23 maio 2018

Quem Bate?

Eram amigos de muitos anos. De décadas.
Desde o primário, alguns. Outros, do ginásio. Sendo ou não da mesma sala, sempre andavam em grupo. Recreio, festas, clube.
Mesmo em faculdades e cidades diferentes, toda semana se encontravam. Bares, churrascos, noitadas.
Casaram, viajaram, mudaram ou ficaram – mas não deixavam de se ver.
Bola é que só jogaram uma vez juntos. Nunca haviam reparado. Cada um tinha um pessoal que jogava num lugar, eram dias diferentes, ou por distração, ou sabe-se lá por quê.
Quando perceberam é que resolveram marcar. Arrumaram um sítio, esposas, filhos, outros convidados, cerveja, piscina, música, seis pra cada lado, bola, rede, vamos lá.
Par ou ímpar. Esse, aquele, mas e eu?, por que ele?, surgiram umas rusgas.
Depois uma entrada dura. Em seguida, um não deu o passe pro que estava na cara do gol. Outro reclamou de uma bola perdida na defesa. Falta! Não foi! Ladrão! Empurrões, caretas, braços pro ar.
As famílias e os demais notaram, chamaram pra parar, comer, dançar, nadar.
Não. A coisa estava renhida. Carrinhos. Dedo na cara. Palavrões.
As crianças espantadas. O churrasqueiro entrou em campo com o prato distribuindo coraçãozinho pra distrai-los – mas foi rispidamente afastado.
Alguém aumentou a música, outro veio com a cerveja.

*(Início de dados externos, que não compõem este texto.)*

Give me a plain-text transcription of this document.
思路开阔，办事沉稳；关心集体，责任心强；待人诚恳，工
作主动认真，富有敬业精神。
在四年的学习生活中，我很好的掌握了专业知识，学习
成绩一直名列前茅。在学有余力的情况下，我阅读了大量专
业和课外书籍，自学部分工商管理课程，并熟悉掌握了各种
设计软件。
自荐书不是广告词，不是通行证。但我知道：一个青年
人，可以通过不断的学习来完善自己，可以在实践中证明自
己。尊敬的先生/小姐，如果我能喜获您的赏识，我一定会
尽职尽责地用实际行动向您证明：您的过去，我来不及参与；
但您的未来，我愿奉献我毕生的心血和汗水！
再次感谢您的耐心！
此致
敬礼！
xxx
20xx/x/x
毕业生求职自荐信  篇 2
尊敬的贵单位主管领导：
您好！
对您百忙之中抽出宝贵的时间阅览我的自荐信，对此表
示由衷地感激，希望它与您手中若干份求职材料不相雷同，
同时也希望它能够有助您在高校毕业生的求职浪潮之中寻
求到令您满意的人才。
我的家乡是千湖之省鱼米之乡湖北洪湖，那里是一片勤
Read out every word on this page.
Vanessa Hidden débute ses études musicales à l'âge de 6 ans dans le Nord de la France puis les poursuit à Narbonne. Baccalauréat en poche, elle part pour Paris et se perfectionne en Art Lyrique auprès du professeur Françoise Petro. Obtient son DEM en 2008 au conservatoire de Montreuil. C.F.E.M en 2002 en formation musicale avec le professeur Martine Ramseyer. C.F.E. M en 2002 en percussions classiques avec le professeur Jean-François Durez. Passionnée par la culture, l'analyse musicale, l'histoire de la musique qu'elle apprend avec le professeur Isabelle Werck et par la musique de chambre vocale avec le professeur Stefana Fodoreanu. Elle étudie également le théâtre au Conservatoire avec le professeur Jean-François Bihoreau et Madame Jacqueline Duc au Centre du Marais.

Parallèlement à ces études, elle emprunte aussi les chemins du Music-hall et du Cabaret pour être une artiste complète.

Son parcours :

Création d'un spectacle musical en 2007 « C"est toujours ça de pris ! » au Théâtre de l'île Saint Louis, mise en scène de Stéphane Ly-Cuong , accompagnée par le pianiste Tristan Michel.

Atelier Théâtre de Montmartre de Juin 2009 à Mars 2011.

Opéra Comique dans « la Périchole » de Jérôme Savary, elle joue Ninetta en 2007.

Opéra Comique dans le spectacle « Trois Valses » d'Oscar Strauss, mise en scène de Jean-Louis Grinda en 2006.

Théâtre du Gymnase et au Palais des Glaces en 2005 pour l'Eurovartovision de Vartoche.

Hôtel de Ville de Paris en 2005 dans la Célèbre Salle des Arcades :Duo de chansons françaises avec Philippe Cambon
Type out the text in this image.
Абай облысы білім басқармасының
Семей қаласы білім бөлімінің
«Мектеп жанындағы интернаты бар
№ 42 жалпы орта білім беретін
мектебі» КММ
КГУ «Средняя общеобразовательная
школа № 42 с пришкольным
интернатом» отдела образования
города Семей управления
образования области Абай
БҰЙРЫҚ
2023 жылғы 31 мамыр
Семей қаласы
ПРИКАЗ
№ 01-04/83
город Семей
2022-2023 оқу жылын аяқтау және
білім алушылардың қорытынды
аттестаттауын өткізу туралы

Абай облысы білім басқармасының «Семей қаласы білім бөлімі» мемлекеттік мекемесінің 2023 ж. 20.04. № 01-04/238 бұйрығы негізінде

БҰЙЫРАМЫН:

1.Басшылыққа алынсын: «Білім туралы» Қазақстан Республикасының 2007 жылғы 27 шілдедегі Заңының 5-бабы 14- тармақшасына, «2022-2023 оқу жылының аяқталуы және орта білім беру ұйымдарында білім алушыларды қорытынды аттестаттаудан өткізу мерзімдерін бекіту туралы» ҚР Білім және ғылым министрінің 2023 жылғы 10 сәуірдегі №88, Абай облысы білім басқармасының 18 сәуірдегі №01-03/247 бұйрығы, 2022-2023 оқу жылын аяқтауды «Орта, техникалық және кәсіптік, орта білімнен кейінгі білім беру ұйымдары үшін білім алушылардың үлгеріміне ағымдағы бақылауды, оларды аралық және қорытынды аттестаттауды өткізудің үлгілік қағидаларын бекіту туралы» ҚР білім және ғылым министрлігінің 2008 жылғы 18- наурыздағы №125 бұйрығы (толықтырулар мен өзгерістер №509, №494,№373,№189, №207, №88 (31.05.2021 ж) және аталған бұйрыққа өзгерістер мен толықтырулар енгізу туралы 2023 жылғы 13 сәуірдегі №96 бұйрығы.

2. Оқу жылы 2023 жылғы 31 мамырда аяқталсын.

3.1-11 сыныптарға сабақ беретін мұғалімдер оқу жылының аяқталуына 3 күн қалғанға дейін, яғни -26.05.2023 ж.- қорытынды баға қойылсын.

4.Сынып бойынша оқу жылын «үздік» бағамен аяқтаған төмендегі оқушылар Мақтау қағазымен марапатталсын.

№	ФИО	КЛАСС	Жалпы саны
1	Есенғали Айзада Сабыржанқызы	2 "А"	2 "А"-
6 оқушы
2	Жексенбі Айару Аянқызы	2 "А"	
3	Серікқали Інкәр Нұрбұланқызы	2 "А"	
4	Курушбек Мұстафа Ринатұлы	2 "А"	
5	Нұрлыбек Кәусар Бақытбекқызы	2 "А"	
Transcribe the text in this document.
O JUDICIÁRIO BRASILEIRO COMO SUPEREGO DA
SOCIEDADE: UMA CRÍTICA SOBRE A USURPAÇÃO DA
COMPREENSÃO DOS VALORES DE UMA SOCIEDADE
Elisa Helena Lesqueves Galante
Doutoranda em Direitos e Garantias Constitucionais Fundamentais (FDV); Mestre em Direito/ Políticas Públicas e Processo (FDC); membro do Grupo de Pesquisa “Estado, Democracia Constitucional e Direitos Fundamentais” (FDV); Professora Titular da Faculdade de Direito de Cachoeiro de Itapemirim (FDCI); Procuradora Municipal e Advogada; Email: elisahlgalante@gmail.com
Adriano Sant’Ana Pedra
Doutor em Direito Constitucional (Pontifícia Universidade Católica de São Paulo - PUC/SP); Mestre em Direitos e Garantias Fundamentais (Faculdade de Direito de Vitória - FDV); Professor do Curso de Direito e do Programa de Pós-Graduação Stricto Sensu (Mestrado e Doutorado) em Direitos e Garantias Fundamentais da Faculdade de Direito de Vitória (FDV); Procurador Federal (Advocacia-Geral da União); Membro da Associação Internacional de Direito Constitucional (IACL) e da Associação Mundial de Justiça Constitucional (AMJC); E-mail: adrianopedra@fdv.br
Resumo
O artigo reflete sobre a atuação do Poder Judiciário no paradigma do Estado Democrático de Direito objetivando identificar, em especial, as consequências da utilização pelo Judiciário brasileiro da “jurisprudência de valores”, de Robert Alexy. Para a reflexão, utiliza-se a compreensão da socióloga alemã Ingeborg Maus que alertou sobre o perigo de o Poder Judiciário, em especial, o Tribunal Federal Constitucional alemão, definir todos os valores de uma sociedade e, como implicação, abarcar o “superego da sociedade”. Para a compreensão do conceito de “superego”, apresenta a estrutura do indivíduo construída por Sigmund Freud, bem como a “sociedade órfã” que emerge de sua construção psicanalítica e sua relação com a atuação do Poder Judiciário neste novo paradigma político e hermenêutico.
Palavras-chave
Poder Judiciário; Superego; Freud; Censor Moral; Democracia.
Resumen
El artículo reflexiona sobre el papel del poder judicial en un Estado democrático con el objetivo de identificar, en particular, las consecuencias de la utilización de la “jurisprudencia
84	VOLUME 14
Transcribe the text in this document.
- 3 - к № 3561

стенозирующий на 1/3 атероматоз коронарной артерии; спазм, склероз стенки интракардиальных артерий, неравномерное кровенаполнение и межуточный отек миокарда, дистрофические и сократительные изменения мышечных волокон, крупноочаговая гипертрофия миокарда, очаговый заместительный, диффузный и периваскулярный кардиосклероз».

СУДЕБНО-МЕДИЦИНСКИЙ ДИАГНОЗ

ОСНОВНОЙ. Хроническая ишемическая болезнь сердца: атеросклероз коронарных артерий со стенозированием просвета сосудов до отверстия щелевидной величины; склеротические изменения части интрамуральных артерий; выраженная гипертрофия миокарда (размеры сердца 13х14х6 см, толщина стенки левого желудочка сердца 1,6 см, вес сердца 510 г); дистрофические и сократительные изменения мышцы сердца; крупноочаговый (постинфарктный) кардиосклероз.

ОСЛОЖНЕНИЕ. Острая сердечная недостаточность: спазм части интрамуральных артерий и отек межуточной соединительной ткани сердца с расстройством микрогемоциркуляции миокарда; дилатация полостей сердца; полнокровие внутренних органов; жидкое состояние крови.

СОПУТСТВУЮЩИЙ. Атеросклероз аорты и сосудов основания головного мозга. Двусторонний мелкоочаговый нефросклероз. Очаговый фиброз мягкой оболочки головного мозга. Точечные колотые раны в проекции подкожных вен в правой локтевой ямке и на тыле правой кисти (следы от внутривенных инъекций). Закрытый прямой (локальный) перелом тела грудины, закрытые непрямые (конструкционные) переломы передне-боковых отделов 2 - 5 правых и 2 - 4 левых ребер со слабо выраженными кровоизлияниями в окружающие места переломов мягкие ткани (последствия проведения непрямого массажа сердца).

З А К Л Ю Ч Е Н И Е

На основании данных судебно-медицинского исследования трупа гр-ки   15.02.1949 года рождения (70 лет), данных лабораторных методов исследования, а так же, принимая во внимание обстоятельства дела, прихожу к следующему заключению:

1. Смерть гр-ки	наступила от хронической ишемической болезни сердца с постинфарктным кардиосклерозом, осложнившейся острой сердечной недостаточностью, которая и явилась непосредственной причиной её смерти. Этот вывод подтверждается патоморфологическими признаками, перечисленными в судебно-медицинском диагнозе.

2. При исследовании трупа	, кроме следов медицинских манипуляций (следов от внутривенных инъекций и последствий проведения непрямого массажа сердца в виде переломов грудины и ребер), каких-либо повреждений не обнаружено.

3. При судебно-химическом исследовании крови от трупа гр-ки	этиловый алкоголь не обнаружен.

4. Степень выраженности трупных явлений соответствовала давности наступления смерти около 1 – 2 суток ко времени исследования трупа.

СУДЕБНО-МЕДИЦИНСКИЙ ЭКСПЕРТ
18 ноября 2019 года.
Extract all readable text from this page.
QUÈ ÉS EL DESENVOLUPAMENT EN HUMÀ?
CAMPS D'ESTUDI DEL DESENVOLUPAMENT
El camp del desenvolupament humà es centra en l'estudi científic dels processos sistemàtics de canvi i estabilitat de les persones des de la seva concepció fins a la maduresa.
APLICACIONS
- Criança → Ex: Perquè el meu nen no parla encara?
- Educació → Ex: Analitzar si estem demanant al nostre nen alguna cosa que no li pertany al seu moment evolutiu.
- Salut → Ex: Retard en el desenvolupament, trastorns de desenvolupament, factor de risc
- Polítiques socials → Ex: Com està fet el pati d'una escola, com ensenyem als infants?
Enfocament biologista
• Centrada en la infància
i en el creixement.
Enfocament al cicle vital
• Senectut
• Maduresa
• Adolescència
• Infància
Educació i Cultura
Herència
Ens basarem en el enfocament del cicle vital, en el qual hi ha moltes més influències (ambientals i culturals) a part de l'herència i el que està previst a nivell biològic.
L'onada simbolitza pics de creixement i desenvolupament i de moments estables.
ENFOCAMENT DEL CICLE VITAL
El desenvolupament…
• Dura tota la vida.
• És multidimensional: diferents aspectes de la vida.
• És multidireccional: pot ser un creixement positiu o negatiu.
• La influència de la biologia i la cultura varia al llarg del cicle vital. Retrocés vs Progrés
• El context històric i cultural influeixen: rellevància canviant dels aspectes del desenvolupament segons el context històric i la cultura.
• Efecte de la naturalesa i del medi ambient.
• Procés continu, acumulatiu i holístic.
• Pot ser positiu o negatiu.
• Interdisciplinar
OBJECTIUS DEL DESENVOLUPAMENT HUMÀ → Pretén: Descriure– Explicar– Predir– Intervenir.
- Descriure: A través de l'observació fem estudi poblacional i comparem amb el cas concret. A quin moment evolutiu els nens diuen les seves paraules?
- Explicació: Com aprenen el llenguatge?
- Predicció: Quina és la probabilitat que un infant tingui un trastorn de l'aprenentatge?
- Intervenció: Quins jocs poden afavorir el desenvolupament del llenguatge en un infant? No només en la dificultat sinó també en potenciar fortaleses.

O empurra-empurra e os xingamentos, porém, já estavam em nível tal que ninguém queria recuar.
E zero a zero!
Escurecendo.
As discussões e as ofensas obrigaram as mães a puxar as crianças. Três delas quase arrastaram os maridos do campo: “Pelo amor de Deus, parem!” – não adiantou.
– Quem fizer ganha! – a ordem partiu de um deles, não se sabe quem, mas foi obedecida de imediato. Um alívio para quem assistia, uma tensão a mais para os que jogavam.
Dois trocaram tapas num lateral duvidoso, o goleiro subiu com o pé no peito do atacante, o beque deu de bico de propósito para acertar a bola na cara do lateral – tudo já fora de controle.
Bufavam, caíam, urravam, suavam como touros lancetados.
Eis que houve pênalti.
E sem discussão: a bola ia entrar, o goleiro já batido, o zagueiro teve que pegar com as mãos.
Silêncio.
Resignação humilhante de um time, ansiedade sobranceira do outro.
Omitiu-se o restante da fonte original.